To run a Dask cluster on Kubernetes capable of GPU compute you need the following:
- Kubernetes nodes need GPUs and drivers. This can be set up with the NVIDIA k8s device plugin.
 
- Scheduler and worker pods will need a Docker image with NVIDIA tools installed. As you suggest the RAPIDS images are good for this.
 
- The pod container spec will need GPU resources such as 
resources.limits.nvidia.com/gpu: 1 
- The Dask workers needs to be started with the 
dask-cuda-worker command from the dask_cuda package (which is included in the RAPIDS images). 
Note: For Dask Gateway your container image also needs the dask-gateway package to be installed. We can configure this to be installed at runtime but it's probably best to create a custom image with this package installed.

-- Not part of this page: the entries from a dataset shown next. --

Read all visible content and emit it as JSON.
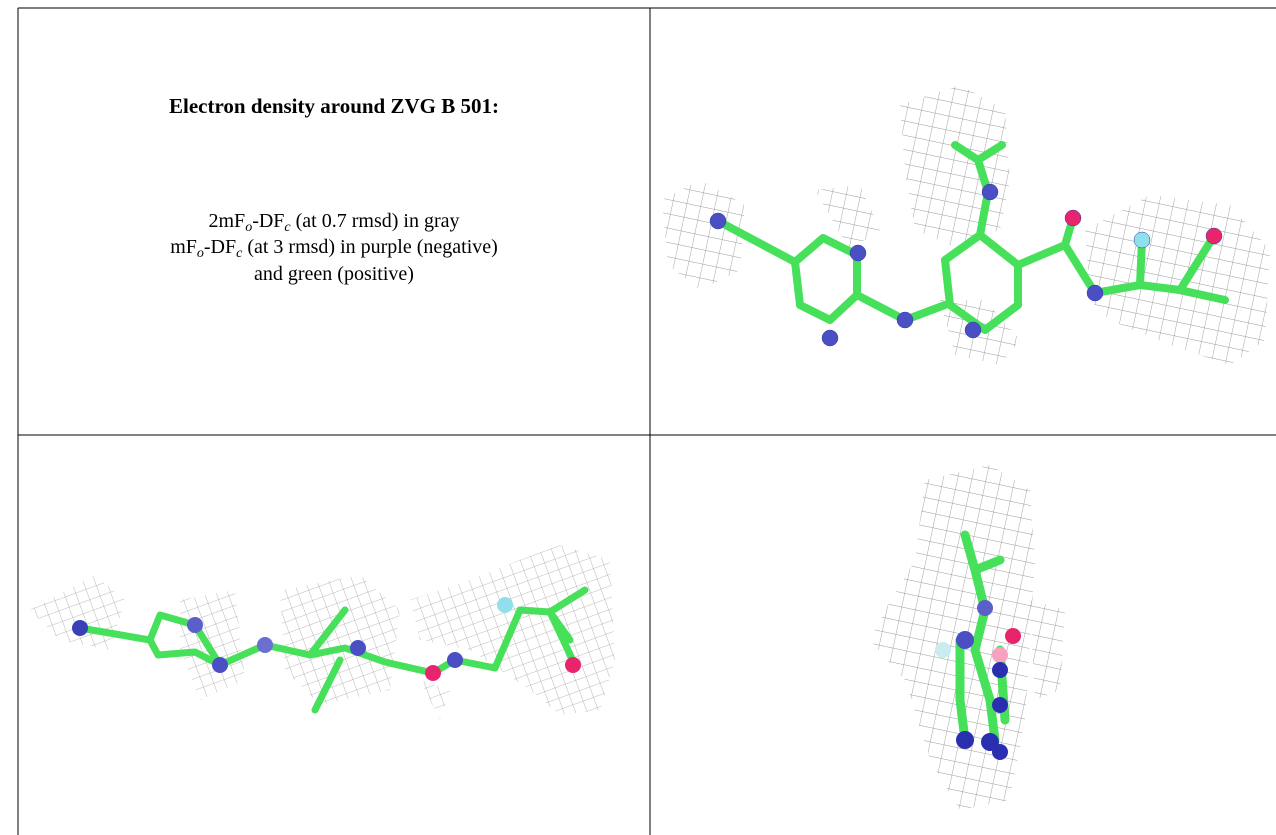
{
  "caption": {
    "title": "Electron density around ZVG B 501:",
    "lines": [
      [
        "2mF",
        "o",
        "-DF",
        "c",
        " (at 0.7 rmsd) in gray"
      ],
      [
        "mF",
        "o",
        "-DF",
        "c",
        " (at 3 rmsd) in purple (negative)"
      ],
      [
        "and green (positive)"
      ]
    ]
  }
}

Therefore here is a minimal Dask Gateway config which will get you a GPU cluster.
# config.yaml
gateway:
  backend:
    image:
      name: rapidsai/rapidsai
      tag: cuda11.0-runtime-ubuntu18.04-py3.8  # Be sure to match your k8s CUDA version and user's Python version
    worker:
      extraContainerConfig:
        env:
          - name: EXTRA_PIP_PACKAGES
            value: "dask-gateway"
        resources:
          limits:
            nvidia.com/gpu: 1  # This could be >1, you will get one worker process in the pod per GPU
    scheduler:
      extraContainerConfig:
        env:
          - name: EXTRA_PIP_PACKAGES
            value: "dask-gateway"
        resources:
          limits:
            nvidia.com/gpu: 1  # The scheduler requires a GPU in case of accidental deserialisation
  extraConfig:
    cudaworker: |
      c.ClusterConfig.worker_cmd = "dask-cuda-worker"

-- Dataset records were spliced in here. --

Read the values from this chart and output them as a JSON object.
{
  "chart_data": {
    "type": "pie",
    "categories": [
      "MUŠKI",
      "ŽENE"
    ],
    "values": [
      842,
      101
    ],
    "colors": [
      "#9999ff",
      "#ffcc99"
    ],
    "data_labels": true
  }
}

We can test things work by launching Dask gateway, creating a Dask cluster and running some GPU specific work. Here is an example where we get the NVIDIA driver version from each worker.
$ helm install dgwtest daskgateway/dask-gateway -f config.yaml
In [1]: from dask_gateway import Gateway
In [2]: gateway = Gateway("http://dask-gateway-service")

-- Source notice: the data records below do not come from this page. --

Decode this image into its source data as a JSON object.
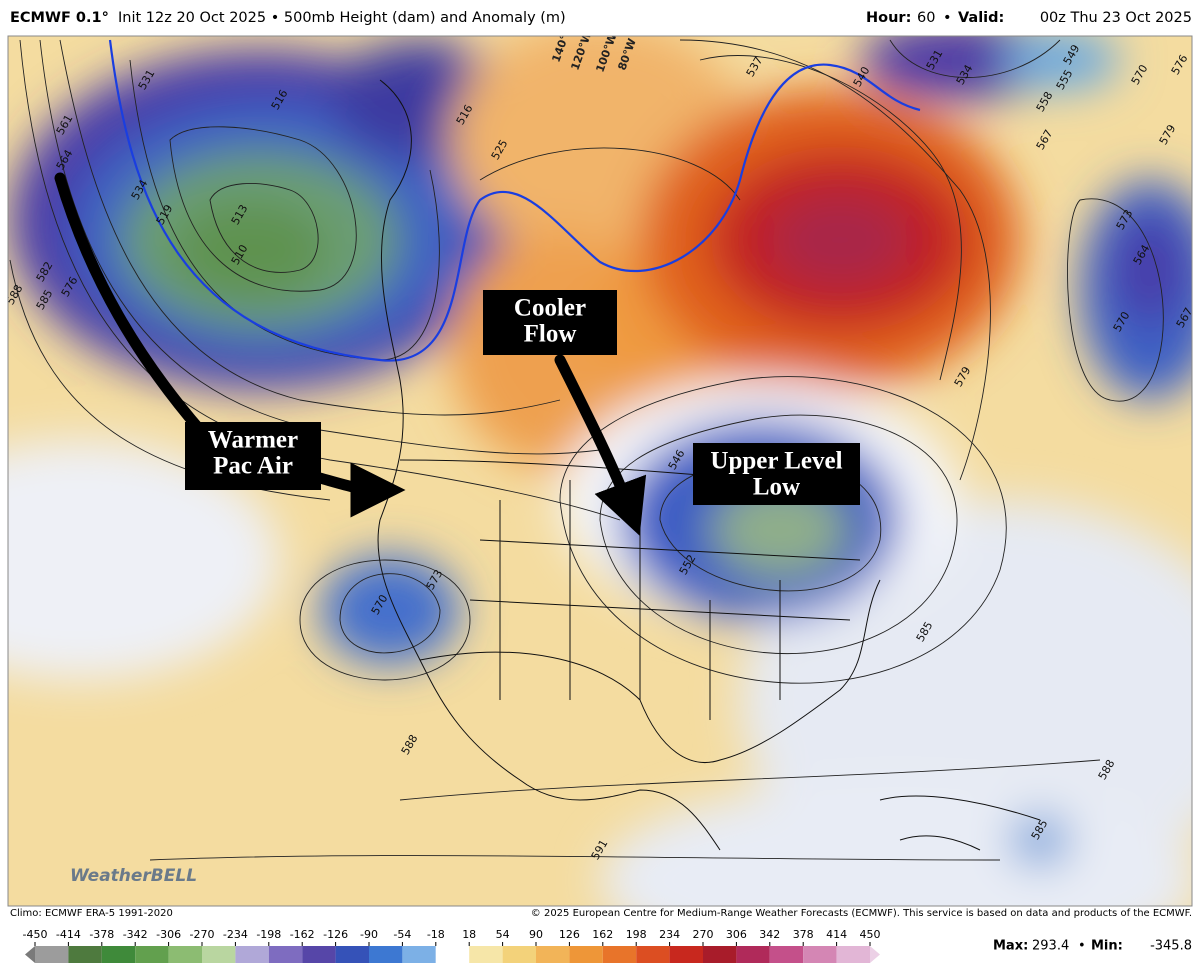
{
  "header": {
    "model": "ECMWF 0.1°",
    "info": "Init 12z 20 Oct 2025 • 500mb Height (dam) and Anomaly (m)",
    "hour_label": "Hour:",
    "hour": "60",
    "separator": "•",
    "valid_label": "Valid:",
    "valid": "00z Thu 23 Oct 2025"
  },
  "map": {
    "longitude_labels": [
      "140°W",
      "120°W",
      "100°W",
      "80°W"
    ],
    "contour_labels": [
      "531",
      "516",
      "516",
      "534",
      "519",
      "513",
      "510",
      "561",
      "564",
      "582",
      "585",
      "576",
      "588",
      "525",
      "537",
      "540",
      "531",
      "534",
      "549",
      "555",
      "558",
      "567",
      "570",
      "576",
      "579",
      "573",
      "564",
      "570",
      "567",
      "579",
      "546",
      "552",
      "570",
      "573",
      "585",
      "588",
      "591",
      "585",
      "588"
    ],
    "annotations": [
      {
        "lines": [
          "Warmer",
          "Pac Air"
        ]
      },
      {
        "lines": [
          "Cooler",
          "Flow"
        ]
      },
      {
        "lines": [
          "Upper Level",
          "Low"
        ]
      }
    ],
    "watermark": "WeatherBELL"
  },
  "footer": {
    "climo": "Climo: ECMWF ERA-5 1991-2020",
    "credit": "© 2025 European Centre for Medium-Range Weather Forecasts (ECMWF). This service is based on data and products of the ECMWF.",
    "max_label": "Max:",
    "max": 293.4,
    "separator": "•",
    "min_label": "Min:",
    "min": -345.8
  },
  "colorbar": {
    "ticks": [
      -450,
      -414,
      -378,
      -342,
      -306,
      -270,
      -234,
      -198,
      -162,
      -126,
      -90,
      -54,
      -18,
      18,
      54,
      90,
      126,
      162,
      198,
      234,
      270,
      306,
      342,
      378,
      414,
      450
    ],
    "colors": [
      "#9c9c9c",
      "#4e7a3e",
      "#3f8a3a",
      "#62a04e",
      "#8cbc72",
      "#b9d6a0",
      "#b0a8d8",
      "#7e6cc0",
      "#5646a8",
      "#3552b8",
      "#3d78d2",
      "#7cb0e6",
      "#ffffff",
      "#f6e6a8",
      "#f3d27a",
      "#f2b458",
      "#ee9638",
      "#e8742a",
      "#dc4e22",
      "#c8281e",
      "#a81c2a",
      "#b02a5a",
      "#c4508a",
      "#d486b4",
      "#e2b6d6"
    ]
  }
}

In [3]: cluster = gateway.new_cluster()
In [4]: cluster.scale(1)
In [5]: from dask.distributed import Client
In [6]: client = Client(cluster)
In [7]: def get_nvidia_driver_version():
   ...:     import pynvml
   ...:     return pynvml.nvmlSystemGetDriverVersion()
   ...: 
In [9]: client.run(get_nvidia_driver_version)
Out[9]: {'tls://10.42.0.225:44899': b'450.80.02'}